Poetry. In WATCHFULNESS, Peter O'Leary delves into arcane, biblical and mystical texts as well as the art of iconic architecture to deliver a new poetry. Here the center is "concealed in concealment" wherewith a new composition can be, in Duncan's powerful phrase, "made loose." Reminiscent of both Robert Duncan's "Passages" and Ronald Johnson's Ark, these verses draw influence from the aether of poesis itself, thus charting a thoroughly contemporary and soulful terrain.
Born in Detroit, 1968. Raised in Grosse Pointe Park, a suburb of Detroit, educated in public schools there & then in a Catholic high school, De LaSalle Collegiate, taught by the LaSallean Christian Brothers. Post- secondary education at the University of Chicago, the College, earning an AB in English literature in 1990, albeit with a one-year stint at Reed College, in Portland, Oregon, to study poetry (with poet & classicist Jim Powell). Three years of wage-slavery followed: eighteen months at a correspondence high school on the South Side of Chicago, another eighteen as a researcher at the City Colleges of Chicago. In 1993 began studies at the Divinity School of the University of Chicago, earning a Master of Arts in Divinity in 1994 & a PhD in Divinity, specializing in Religion & Literature, in 1999. In the midst of this, some movement: notably, a period traveling in Greece in 1994, including a visit to the holy island of Patmos where Orthodox iconography was discovered & a year spent living in Vienna in 1997-8, where coffee & opera were discovered. More notably & somewhat earlier, epistolary contact with poet Ronald Johnson was initiated in 1992, followed by a few valuable meetings in San Francisco. Mentored by RJ until his death, in 1998. Not before being asked by the ailing poet to be his literary executor. This charge has resulted in three books: To Do As Adam Did: Selected Poems (Talisman House, 2000, The Shrubberies, a collection of last poems (Flood Editions, 2001), and a reprinting of Radi os (Flood, 2005). As well as various archival tasks, ongoing. So far, two books of poetry: Watchfulness (Spuyten Duyvil, 2001) & Depth Theology (Georgia, 2006). Also one critical book, Gnostic Contagion: Robert Duncan & the Poetry of Illness (Wesleyan, 2002). Since late 2001, following eighteen months in St. Louis, residency in Berwyn, a working-class suburb on the west side of Chicago, in a house, with wife, Rebecca Houze, an art historian, & two sons, Gabriel & Lucian. Teacher at the School of the Art Institute of Chicago.

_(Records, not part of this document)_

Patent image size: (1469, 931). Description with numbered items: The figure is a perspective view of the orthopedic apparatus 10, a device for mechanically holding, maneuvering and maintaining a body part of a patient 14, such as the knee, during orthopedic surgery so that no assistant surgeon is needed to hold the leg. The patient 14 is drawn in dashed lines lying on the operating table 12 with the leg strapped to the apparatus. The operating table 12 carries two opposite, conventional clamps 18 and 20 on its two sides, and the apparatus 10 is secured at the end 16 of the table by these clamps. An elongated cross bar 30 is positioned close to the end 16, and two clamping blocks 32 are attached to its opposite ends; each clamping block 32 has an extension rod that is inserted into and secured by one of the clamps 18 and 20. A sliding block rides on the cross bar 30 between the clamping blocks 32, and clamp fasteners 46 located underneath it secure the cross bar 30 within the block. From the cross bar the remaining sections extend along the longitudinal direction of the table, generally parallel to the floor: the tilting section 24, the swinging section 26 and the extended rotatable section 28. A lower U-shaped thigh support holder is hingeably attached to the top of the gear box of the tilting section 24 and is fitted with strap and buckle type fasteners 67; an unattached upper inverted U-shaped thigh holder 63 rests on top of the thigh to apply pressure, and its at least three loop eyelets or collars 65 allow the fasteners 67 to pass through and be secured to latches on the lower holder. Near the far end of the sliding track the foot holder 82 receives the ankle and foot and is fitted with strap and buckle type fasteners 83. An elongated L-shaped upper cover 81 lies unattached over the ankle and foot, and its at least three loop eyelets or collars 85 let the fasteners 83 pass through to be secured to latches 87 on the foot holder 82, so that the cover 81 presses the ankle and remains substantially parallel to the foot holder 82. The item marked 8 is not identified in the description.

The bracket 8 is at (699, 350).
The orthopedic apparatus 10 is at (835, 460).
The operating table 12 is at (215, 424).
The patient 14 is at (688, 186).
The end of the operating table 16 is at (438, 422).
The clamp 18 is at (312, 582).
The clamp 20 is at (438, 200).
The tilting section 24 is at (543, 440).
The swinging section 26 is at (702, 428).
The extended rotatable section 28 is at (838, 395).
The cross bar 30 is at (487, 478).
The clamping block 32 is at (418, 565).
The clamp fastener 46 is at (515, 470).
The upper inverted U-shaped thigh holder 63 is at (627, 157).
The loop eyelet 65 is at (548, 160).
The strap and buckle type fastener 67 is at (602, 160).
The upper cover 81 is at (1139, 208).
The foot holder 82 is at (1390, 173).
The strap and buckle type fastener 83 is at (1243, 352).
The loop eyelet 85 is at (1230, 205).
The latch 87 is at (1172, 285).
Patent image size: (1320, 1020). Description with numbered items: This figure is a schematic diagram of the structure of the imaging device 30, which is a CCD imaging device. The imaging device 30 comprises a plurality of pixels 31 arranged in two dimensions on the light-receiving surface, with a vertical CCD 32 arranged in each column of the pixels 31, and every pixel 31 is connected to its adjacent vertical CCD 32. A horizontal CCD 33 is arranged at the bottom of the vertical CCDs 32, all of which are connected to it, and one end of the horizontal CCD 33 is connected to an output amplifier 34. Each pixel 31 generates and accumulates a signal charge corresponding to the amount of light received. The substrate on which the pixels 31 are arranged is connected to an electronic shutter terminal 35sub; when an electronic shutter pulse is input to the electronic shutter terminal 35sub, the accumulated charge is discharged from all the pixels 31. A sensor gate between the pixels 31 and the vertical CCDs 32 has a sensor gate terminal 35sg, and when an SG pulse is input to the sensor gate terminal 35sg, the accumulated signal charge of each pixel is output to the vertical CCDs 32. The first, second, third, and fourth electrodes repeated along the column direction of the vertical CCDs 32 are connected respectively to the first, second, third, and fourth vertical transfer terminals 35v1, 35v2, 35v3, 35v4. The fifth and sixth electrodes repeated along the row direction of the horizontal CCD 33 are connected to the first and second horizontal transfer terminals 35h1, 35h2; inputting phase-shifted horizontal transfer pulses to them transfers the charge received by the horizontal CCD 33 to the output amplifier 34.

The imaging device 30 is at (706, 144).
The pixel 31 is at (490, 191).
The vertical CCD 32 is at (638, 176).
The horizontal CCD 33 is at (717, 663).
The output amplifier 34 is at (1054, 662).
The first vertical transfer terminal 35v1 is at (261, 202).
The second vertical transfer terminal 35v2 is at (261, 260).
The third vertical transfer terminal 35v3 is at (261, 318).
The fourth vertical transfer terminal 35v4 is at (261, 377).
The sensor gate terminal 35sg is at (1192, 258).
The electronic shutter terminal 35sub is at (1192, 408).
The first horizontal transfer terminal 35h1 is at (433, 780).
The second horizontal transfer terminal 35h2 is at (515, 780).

This is O'Leary's first book. I find him somewhat less rhetorically engaging here than in his second book, Gnostic Contagion (a study of the poetry of Robert Duncan and Nathaniel Mackey), and his second collection of poems, Depth Theology. In these later two books O'Leary is concerned to teach his readers the tradition of religious poetry in which he works. In Watchfulness there is much brilliance of speculation and emendation, but also occasionally a procedure that, while speculative and brilliant, is also essentially emendative -- a privacy of correction. So, e.g., in "Gold," "Cenobites mine the sky | for blood of yellow flowers, a powder | whose veins flush ||like swallows through a dawn | they burn || in a crucible of tincture,| wood & egg turned || into a glimmering ash | of XPS." A cenobite is the member of a religious order; after that bit of information (which I get from a dictionary), a note in the back of the book tells us the acronym "XPS" is neologistic for Christ in the Orthodox church. Other than that, we're pretty much on our own. Very much worth one's time, then, Watchfulness also makes us work occasionally for more than our work rewards.